Las palmas, verdaderamente, son espantosas.

Uno ve sus troncos flacos, grises y aburridos en el horizonte, coronados por un penacho reseco y cundido de insectos, de cagadas de pájaros, y piensa indefectiblemente: qué feas.

Al margen de inspirar a los poetas de la isla, las palmas no sirven para nada. Bueno… sirven para construir bohíos. ¿Han entrado alguna vez en un bohío? No se los recomiendo. Son sitios donde, en cuanto te descuidas, te cae un alacrán en la cabeza.

Y ya que estoy dentro del bohío: les presento a la tinaja. Una cosa de barro. Allí se almacena agua para beber. Muchos habitantes de la isla afirman tranquilamente que el agua de tinaja es mejor que la de cualquier nevera.

Tengo una nevera: si aprieto un botoncito, suelta hielo picado, o en cubitos, o agua fría purificada. A mí me parece mejor que una tinaja.

Todas las mañanas, cuando abro los ojos y veo el techo de mi habitación pulido y sólido, ese techo que jamás me arrojará un alacrán en la cabeza, me digo que todo eso del lugar donde uno nació y sus intrínsecas maravillas está muy sobrevalorado.



Muy sobrevalorado.

Del sol de la isla donde nací, por ejemplo, que te achicharra en cuanto te descuidas, que te escalda el lomo a la menor oportunidad, dicen maravillas los nacidos en la isla.

Del mar, qué contarles: ¡las cosas que dicen!

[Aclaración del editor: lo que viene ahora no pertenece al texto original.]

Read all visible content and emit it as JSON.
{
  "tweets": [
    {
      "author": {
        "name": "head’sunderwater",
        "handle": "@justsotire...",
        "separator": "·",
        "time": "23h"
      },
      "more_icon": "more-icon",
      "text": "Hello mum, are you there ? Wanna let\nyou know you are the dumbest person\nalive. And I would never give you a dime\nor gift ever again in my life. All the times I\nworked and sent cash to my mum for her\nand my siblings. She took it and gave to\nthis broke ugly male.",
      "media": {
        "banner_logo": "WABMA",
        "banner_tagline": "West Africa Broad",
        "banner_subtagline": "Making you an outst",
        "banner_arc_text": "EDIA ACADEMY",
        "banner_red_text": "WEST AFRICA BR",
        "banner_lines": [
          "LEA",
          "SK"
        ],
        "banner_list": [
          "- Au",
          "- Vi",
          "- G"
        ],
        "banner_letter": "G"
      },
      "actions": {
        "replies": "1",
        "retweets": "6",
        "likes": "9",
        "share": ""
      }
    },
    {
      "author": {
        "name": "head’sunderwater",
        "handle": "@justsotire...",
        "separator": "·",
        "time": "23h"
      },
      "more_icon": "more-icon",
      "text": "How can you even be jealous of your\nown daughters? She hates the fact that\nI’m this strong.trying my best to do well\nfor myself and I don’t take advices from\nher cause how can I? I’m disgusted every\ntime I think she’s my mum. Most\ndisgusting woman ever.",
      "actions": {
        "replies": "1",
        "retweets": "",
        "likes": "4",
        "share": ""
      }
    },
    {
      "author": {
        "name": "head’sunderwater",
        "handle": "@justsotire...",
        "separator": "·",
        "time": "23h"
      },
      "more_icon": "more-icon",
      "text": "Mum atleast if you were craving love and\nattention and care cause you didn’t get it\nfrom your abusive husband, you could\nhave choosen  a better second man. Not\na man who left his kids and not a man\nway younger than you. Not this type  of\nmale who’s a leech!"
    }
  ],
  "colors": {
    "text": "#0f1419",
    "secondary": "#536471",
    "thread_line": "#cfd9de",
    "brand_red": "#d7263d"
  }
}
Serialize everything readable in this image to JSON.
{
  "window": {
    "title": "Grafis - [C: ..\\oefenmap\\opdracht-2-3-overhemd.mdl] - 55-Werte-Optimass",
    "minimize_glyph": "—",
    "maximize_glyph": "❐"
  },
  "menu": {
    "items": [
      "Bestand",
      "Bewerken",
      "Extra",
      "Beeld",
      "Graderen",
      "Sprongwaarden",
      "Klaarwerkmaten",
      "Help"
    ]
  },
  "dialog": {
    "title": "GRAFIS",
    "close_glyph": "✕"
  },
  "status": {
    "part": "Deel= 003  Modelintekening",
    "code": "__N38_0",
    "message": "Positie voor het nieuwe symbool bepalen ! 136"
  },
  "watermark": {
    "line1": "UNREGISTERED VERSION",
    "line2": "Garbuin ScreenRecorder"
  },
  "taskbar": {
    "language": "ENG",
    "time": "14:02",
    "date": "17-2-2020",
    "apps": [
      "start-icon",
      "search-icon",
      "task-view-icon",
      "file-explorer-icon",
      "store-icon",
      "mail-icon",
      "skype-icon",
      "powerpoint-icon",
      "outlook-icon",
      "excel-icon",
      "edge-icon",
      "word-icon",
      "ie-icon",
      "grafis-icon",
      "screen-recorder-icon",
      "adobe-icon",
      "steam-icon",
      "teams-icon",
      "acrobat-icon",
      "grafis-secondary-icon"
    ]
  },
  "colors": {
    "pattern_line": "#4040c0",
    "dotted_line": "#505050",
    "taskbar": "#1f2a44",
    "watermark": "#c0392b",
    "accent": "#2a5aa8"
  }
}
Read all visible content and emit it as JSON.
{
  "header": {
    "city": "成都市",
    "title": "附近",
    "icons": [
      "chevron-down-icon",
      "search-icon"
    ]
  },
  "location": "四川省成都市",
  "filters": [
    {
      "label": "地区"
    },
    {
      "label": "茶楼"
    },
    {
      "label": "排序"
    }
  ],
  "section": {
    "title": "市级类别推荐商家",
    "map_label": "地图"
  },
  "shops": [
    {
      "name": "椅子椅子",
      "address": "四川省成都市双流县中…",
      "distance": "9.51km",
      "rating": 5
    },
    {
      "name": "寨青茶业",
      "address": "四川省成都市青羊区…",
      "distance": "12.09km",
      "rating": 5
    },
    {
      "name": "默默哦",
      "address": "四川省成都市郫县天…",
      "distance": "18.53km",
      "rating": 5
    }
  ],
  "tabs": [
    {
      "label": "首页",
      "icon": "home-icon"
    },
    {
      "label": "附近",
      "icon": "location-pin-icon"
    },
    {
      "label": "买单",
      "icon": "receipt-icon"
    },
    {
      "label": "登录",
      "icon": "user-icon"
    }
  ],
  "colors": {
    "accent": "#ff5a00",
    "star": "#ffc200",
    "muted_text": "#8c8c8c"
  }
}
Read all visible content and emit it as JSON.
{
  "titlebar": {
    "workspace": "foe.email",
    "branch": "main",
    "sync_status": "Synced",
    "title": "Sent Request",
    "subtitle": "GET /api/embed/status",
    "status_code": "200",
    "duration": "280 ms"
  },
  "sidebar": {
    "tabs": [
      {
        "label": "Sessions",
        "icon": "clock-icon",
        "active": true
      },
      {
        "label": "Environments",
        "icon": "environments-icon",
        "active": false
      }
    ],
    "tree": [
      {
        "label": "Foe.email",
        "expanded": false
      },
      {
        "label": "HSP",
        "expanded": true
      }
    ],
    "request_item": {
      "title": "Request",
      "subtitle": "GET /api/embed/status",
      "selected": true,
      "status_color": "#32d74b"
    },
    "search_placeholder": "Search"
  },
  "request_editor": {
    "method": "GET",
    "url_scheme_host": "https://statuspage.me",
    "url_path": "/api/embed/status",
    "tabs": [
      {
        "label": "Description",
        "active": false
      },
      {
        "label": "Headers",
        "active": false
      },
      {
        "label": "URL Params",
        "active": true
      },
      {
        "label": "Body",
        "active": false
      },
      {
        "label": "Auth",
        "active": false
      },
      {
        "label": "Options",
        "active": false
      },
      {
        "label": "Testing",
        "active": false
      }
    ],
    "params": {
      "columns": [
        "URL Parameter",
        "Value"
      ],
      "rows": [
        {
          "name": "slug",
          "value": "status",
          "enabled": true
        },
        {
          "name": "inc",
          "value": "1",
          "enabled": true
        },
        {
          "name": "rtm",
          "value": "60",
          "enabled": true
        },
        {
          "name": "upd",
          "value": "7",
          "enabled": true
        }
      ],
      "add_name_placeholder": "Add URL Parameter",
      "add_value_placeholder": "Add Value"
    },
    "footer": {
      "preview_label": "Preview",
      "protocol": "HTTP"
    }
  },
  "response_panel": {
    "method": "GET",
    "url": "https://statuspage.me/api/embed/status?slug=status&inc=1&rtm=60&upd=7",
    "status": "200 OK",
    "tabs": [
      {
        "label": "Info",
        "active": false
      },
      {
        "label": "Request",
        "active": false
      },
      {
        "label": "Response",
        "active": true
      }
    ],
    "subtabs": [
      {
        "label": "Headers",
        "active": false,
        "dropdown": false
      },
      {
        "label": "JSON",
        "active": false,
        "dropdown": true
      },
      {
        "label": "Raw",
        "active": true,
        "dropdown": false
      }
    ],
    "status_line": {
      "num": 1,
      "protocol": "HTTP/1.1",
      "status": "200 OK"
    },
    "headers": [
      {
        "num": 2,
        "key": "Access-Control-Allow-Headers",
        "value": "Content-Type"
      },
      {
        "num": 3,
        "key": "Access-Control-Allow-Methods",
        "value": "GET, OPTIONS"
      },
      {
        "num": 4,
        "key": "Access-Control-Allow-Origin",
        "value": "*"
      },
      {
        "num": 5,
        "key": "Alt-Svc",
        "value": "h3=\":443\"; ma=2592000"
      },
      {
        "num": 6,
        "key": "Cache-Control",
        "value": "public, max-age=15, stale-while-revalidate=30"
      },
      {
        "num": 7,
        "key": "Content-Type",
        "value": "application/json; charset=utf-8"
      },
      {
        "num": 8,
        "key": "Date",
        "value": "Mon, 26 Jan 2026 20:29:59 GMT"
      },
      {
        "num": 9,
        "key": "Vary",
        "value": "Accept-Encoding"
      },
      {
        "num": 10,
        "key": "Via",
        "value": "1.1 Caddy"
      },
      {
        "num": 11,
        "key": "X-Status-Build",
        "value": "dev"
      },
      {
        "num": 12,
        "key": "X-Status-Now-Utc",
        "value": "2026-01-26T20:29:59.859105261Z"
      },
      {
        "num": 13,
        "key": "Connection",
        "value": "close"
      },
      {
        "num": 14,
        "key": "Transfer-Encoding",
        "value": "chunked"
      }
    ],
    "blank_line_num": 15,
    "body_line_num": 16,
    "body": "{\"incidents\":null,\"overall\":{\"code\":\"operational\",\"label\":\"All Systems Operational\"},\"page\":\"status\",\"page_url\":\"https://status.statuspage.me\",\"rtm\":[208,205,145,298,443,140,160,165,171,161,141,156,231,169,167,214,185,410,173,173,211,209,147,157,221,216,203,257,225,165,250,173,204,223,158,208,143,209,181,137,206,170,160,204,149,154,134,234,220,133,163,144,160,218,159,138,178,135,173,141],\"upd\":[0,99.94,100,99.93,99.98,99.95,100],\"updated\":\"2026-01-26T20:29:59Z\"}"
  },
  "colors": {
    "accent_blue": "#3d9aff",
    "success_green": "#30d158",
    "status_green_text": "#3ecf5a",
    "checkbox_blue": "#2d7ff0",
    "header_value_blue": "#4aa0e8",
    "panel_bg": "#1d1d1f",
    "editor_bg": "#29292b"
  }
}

Hace poco estuve en Grecia y en cuanto me sumergí en aquellas aguas maravillosas comprendí que eran iguales, —¡qué digo! ¡mucho mejores!— que las de la isla donde nací.

¡Y allí, a dos pasos, el Partenón!

El mismo poeta muy mencionado, al que aludí antes, también dijo: “Nuestro vino es agrio, pero es nuestro vino”. Una total sandez.

Una sandez muy peligrosa, además. Es el tipo de sandez que exalta el esperpento cavernícola llamado Nación. Lo que indefectiblemente lleva a la violencia y a la estrechez intelectual.

A mí todo esto me parece bárbaro, incivilizado. Es el tipo de pensamiento, de doctrina tribal que ha hundido la cultura de la isla donde nací en un triste clima de miseria espiritual. Miseria espiritual que permite hablar a un intelectual de la isla, sin el menor pudor, de “socialismo con swing”; como si fueran una gracia cincuenta años de dictadura, la tragedia de millones de familias separadas, el horror del presidio político, miles de fusilados y decenas de miles de ahogados en el mar tratando de escapar de ese paraíso que lo único que necesita es… ahora lo sabemos… un poco de “swing”.



Es decir, que les pongan una guaracha de los Van Van a los presos políticos entre paliza y paliza.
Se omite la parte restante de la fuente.